Student-run survey looks for connection between extracurricular activities, academic performance

By Laura Diamond

James Jesson/Daily Collegian

The next time you think about going to a party, heading to the Recreation Center or cracking open a beer, think about how that can affect your academic performance.

That’s what a group of five sophomore Commonwealth Honors students – Emily  Richards, Dan Fallon, Heather Guadagnoli, Olivia Kennis and Dan Legmann – did, as they conducted a survey to see if there was any connection between a student’s extracurricular activities and academic performance.

The survey, which was conducted in a large lecture hall, asked students 15 “yes” or “no” and range scale questions about education, party habits, alcohol and drug use and exercise. After putting the results of every filled-out survey into a statistics program called “Minitab,” the group figured out if any two factors were “statistically significant,” or if there was a relationship between any two.

The results show that many of the activities had no impact on a student’s GPA and most of the students had high GPAs.
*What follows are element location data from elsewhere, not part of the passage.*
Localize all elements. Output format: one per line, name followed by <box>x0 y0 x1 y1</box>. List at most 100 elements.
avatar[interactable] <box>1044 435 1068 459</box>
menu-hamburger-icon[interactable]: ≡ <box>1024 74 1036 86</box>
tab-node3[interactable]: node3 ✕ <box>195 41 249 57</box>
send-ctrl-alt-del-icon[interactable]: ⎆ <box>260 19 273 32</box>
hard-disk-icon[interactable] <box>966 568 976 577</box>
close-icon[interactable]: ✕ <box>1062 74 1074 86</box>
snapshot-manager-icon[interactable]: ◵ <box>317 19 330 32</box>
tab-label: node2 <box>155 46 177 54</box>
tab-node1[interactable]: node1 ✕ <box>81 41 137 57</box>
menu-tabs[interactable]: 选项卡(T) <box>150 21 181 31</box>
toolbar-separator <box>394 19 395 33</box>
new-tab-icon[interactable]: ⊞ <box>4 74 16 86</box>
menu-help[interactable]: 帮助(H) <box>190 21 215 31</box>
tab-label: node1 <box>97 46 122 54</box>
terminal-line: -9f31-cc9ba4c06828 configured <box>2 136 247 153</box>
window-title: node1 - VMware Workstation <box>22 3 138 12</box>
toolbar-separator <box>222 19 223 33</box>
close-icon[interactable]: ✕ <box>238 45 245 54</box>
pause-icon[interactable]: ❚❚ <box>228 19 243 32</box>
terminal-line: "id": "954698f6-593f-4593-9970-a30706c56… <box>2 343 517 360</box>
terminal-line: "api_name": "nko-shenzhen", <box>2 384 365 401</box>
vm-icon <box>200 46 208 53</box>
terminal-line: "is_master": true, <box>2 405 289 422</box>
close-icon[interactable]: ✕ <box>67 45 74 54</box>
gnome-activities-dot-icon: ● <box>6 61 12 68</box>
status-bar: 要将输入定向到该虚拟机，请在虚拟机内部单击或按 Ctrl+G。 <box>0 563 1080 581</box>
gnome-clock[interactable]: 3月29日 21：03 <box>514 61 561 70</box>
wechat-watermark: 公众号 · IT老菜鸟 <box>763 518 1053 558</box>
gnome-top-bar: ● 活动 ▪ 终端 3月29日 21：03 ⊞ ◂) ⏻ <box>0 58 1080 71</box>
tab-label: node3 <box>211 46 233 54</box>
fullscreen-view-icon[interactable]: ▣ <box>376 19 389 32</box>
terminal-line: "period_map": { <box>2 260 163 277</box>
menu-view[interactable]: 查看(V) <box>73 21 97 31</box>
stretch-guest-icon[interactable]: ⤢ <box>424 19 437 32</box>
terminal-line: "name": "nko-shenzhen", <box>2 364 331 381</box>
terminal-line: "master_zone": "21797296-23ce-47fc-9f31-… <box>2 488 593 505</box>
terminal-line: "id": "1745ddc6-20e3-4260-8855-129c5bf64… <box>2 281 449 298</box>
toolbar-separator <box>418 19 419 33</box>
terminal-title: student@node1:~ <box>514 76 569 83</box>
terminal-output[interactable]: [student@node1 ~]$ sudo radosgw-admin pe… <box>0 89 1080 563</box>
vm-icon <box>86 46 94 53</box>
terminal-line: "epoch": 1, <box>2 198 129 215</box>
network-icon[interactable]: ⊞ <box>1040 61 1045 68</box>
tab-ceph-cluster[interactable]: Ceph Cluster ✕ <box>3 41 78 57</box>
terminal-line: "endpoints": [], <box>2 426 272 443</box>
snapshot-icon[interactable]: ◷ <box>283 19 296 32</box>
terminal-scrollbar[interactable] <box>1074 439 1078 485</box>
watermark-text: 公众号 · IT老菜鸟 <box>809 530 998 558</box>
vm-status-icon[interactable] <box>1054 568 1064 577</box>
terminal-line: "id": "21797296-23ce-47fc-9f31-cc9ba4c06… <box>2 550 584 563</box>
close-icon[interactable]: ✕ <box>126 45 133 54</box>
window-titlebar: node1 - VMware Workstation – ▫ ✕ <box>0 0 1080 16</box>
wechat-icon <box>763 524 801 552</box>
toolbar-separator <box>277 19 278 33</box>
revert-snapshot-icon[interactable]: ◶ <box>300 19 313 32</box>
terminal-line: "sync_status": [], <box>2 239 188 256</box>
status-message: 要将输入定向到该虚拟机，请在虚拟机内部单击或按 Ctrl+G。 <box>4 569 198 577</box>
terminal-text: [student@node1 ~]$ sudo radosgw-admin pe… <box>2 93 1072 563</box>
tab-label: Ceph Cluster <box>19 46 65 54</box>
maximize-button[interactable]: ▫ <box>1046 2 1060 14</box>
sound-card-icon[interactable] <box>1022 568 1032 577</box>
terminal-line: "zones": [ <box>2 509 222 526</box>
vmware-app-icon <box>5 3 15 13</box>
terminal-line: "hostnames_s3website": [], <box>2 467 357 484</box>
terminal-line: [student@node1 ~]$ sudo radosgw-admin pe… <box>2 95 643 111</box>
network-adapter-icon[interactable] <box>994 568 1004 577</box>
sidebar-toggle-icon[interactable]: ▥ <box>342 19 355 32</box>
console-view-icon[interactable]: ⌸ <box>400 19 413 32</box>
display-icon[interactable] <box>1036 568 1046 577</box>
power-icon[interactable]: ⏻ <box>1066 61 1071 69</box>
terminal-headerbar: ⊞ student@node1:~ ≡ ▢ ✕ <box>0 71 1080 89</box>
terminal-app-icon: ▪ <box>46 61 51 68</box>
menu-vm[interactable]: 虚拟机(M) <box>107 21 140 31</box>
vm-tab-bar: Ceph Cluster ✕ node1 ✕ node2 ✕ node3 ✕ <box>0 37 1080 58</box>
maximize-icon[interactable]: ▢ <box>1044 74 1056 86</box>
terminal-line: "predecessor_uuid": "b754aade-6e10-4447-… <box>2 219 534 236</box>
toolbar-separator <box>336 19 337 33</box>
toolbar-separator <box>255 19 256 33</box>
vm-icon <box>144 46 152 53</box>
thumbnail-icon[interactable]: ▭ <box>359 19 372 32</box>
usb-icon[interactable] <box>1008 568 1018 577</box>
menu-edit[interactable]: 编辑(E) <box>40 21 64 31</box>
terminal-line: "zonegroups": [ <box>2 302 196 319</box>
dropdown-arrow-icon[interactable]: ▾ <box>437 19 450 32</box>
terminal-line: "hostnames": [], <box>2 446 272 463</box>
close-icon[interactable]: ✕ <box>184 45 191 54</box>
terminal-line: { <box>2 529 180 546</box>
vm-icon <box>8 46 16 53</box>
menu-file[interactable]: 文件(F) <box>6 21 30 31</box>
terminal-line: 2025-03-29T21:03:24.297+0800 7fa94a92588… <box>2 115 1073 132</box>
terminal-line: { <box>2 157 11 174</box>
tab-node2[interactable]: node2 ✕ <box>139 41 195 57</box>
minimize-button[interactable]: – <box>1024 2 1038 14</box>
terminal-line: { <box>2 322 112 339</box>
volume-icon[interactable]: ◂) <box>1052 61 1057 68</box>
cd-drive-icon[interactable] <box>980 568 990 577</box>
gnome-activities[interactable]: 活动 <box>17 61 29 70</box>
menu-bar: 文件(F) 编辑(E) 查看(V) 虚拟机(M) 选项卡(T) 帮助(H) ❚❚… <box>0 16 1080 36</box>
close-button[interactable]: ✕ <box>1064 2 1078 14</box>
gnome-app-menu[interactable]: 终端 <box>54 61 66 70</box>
“We intended on looking at GPA with every single one of the things we did but when it came out, we realized almost everyone put down 3.8s, 3.7s, so it really fluctuated throughout our results,” Richards said. “We ended up looking at the other questions besides GPA and saw that there were more relationships between them.”

One interesting statistic they found was that students who smoke marijuana tend to enroll in fewer credits than their peers. The survey also showed, on average, men smoke more marijuana, consume more alcoholic beverages and attend the gym more often than females.

“For the most part, (the statistics) seemed kind of obvious, but it’s funny to actually get a big population and test it statistically and say, ‘Yeah, this is true.’ It’s not just an assumption,” Fallon said.

While putting this survey together and gathering the results, the group had to meet at 8 a.m. once a week since the beginning of the semester.

“It was definitely a trial and error process,” Kennis said.

They wanted to look at several other variables, but ultimately decided on questions that were straightforward that students would be more inclined to answer. After making sure each of the 200 surveys was consistently answered, each group member went back and inputted a stack of data.

The group was under the supervision of their statistics professor Joanna Jeneralczuk, who met with them five times throughout the semester.

“As we’re going about the project, every new statistic we find kind of ties in with what we’re learning, so it was just interesting to see and made us understand what we learned in class better with a hands-on project,” Richards said.

“A lot of times in class we learn, like, this is how you do it, this is the formula, and we don’t understand what that actually means, but doing this definitely made it more real world,” Kennis said. “When you break it down, each part was a pretty simple process but looking at it all, it’s really cool to see how it all came together.”